Consider the expression
Lattice<Bool> b; Lattice<Double> a; a.copyData(nelements(b));
Function nelements operates on a Lattice of any data type, and returns the number of elements in the Lattice in a Double. LELFunctionDouble is not templated, and yet this function handles Lattices of any type. It is implemented directly in LatticeExprNode
LatticeExprNode nelements(const LatticeExprNode& expr)
{
Block<LatticeExprNode> arg(1, expr);
return new LELFunctionDouble (LELFunctionEnums::NELEM, arg);
}
The new statement creates a pointer to a LELFunctionDouble object, which inherits from LELInterface<Double>. This is then automatically converted to a LatticeExprNode by the constructor
LatticeExprNode(LELInterface<Double>* expr);
Now, LELFunctionDouble knows that the result of function nelements is a scalar, so it is only implemented in getScalar. The implementation in LELFunctionDouble::getScalar is
case LELFunctionEnums::NELEM :
if (arg_p[0].isScalar()) {
return 1;
}
return arg_p[0].shape().product();
arg_p[0] is the first element in a Block<LatticeExprNode>. In our example, it is a LatticeExprNode housing the LELLattice object that is needed to access the Lattice<Bool> (b). Now recall that LELLattice is fully templated, so it can of course handle any type of Lattice. But LELFunctionDouble doesn't know anything at all about the type of this Lattice in the path that is followed for this function; all type checking is bypassed. The statement arg_p[0].shape().product() invokes the appropriate LatticeExprNode function to return the shape attribute.
These functions only work on Bool Lattices and count up the number of True or False values. Like nelements they are implemented directly from LatticeExprNode. E.g.

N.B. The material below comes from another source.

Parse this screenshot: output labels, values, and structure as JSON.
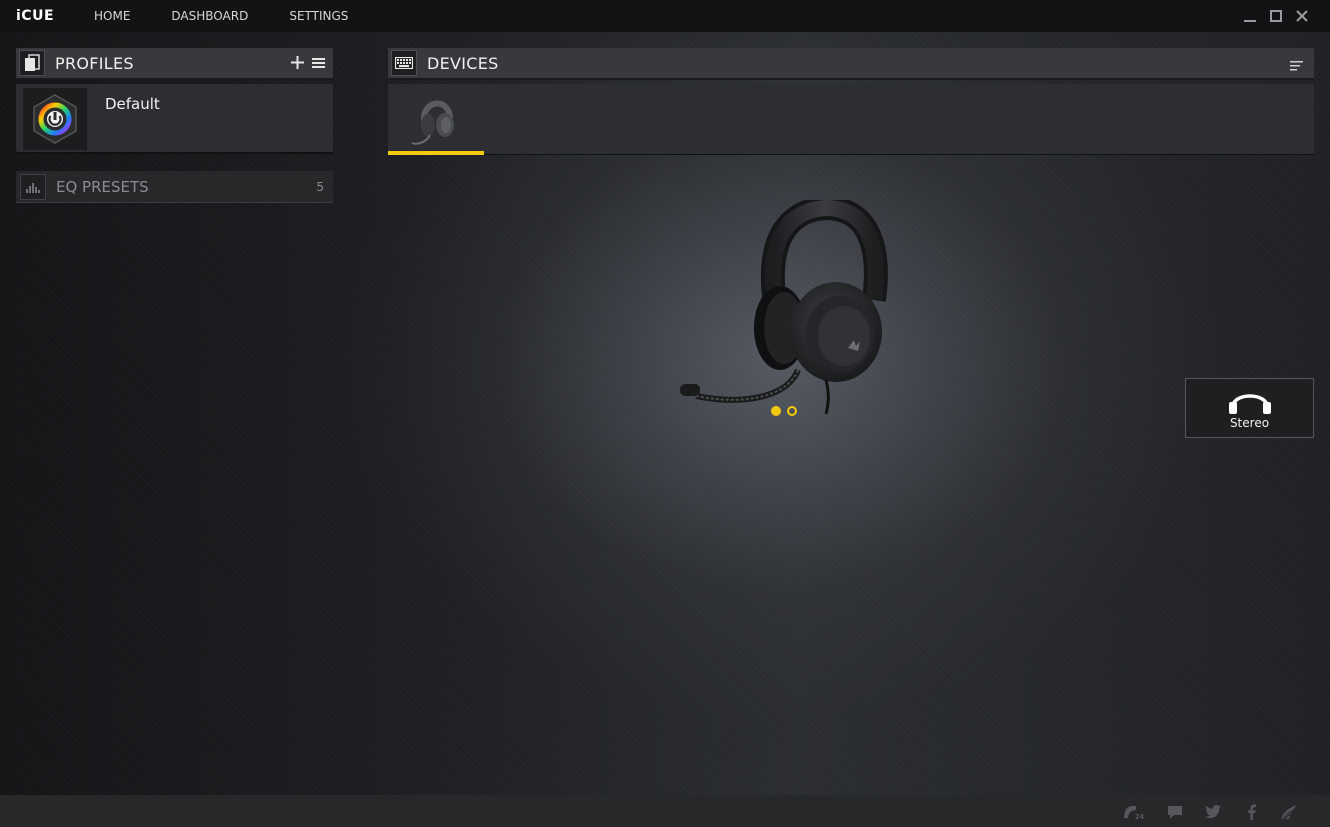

LatticeExprNode ntrue (const LatticeExprNode& expr)
{
AlwaysAssert (expr.dataType() == TpBool, AipsError);
Block<LatticeExprNode> arg(1, expr);
return new LELFunctionDouble(LELFunctionEnums::NTRUE, arg);
}
Immediately though a test is made for the type of the expression that is having the function applied to it. If it's not a Bool, an exception is thrown. Otherwise we proceed into LELFunctionDouble again. Since the result is a scalar they are only implemented in LELFunctionDouble::getScalar For example, for ntrue
switch (function_p) {
case LELFunctionEnums::NTRUE :
{
uInt ntrue = 0;
Bool deleteIt;
LatticeExpr<Bool> latExpr(arg_p[0], 0);
RO_LatticeIterator<Bool> iter(latExpr, latExpr.niceCursorShape());
while (! iter.atEnd()) {
const Array<Bool>& array = iter.cursor();
const Bool* data = array.getStorage (deleteIt);
uInt n = array.nelements();
for (uInt i=0; i<n; i++) {
if (data[i]) {
ntrue++;
}
}
array.freeStorage (data, deleteIt);
iter++;
}
return ntrue;
}
A LatticeExpr<Bool> (which is a Lattice) is explicitly
created from the LatticeExprNode via the constructor. This is
then iterated through to get implement the function.